Energy companies are all trying to get a share of Algeria’s oil and gas reserves as the country tries to boost its production capacity. The latest company to join the energy companies in Algeria is Dragon Oil Company based in the Emirates. It is an international oil and gas exploration, development and production company. The company is describing its Algerian venture as a “strategic move” although risks such as attacks from terrorist groups are not minimal in the North African country.
At the end of last month, Dragon Oil and Enel were awarded two contracts for oil and gas exploration. Enel is an Italian company and also claims to be the third largest investor in the Algerian natural gas sector.
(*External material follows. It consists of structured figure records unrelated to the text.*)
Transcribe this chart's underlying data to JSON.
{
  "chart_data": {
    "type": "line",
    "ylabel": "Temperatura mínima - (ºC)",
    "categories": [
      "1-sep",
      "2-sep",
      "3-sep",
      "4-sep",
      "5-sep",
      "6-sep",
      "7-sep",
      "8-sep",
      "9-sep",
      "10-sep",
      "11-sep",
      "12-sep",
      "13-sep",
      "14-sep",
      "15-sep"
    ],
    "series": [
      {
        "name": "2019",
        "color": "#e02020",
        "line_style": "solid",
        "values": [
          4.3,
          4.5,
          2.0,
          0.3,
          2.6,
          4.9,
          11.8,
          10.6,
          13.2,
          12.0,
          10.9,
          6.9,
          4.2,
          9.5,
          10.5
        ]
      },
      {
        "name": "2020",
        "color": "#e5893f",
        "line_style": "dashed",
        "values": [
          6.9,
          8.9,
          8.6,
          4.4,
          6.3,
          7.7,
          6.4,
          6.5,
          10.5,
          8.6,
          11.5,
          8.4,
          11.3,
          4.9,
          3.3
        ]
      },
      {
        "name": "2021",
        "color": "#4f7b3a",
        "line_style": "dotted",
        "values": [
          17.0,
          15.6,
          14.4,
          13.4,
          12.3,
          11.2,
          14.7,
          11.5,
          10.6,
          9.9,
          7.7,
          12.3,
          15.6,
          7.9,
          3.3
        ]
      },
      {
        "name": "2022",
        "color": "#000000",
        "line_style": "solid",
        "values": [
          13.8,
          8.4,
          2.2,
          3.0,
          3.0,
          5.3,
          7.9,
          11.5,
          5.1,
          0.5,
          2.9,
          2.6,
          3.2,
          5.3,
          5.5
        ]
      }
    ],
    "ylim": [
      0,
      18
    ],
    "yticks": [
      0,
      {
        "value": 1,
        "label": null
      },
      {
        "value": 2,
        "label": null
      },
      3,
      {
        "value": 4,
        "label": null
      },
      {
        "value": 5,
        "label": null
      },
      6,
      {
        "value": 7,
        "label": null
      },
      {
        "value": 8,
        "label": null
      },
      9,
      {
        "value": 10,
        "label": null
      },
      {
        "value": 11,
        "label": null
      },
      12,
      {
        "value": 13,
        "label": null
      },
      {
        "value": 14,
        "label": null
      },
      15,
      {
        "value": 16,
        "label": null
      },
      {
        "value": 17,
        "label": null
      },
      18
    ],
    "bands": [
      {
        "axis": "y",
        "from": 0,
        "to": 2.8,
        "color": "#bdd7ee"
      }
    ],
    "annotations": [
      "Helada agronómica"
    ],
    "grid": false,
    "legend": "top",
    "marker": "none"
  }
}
Unlike Dragon Oil, Enel has acquired a vast amount of experience with regards to operating in Algeria. The two companies will be working in partnership at the Tinrhert Nord and the Msari Akabli license areas.
The Chief Executive Officer of Dragon Oil, Abdul Jaleel al-Khalifa, was delighted with their joint successful bidding which he described as “a strategic move for Dragon Oil to establish a footprint in another North African country known to be rich in hydrocarbon resources and opportunities.”
Algeria is known to be having the world’s tenth-largest natural gas deposits. The state is also considering beginning shale gas exploration. Norwegian energy company Statoil and its partners at Shell said this week that they were examining the shale natural gas potential in Algeria.
The country is the third-largest gas supplier to Europe which gets most of its supplies from Russia. With Europe trying to reduce its dependency on Russian gas, companies believe that shale exploration in Algeria will play a major role is easing Europe’s ambitions.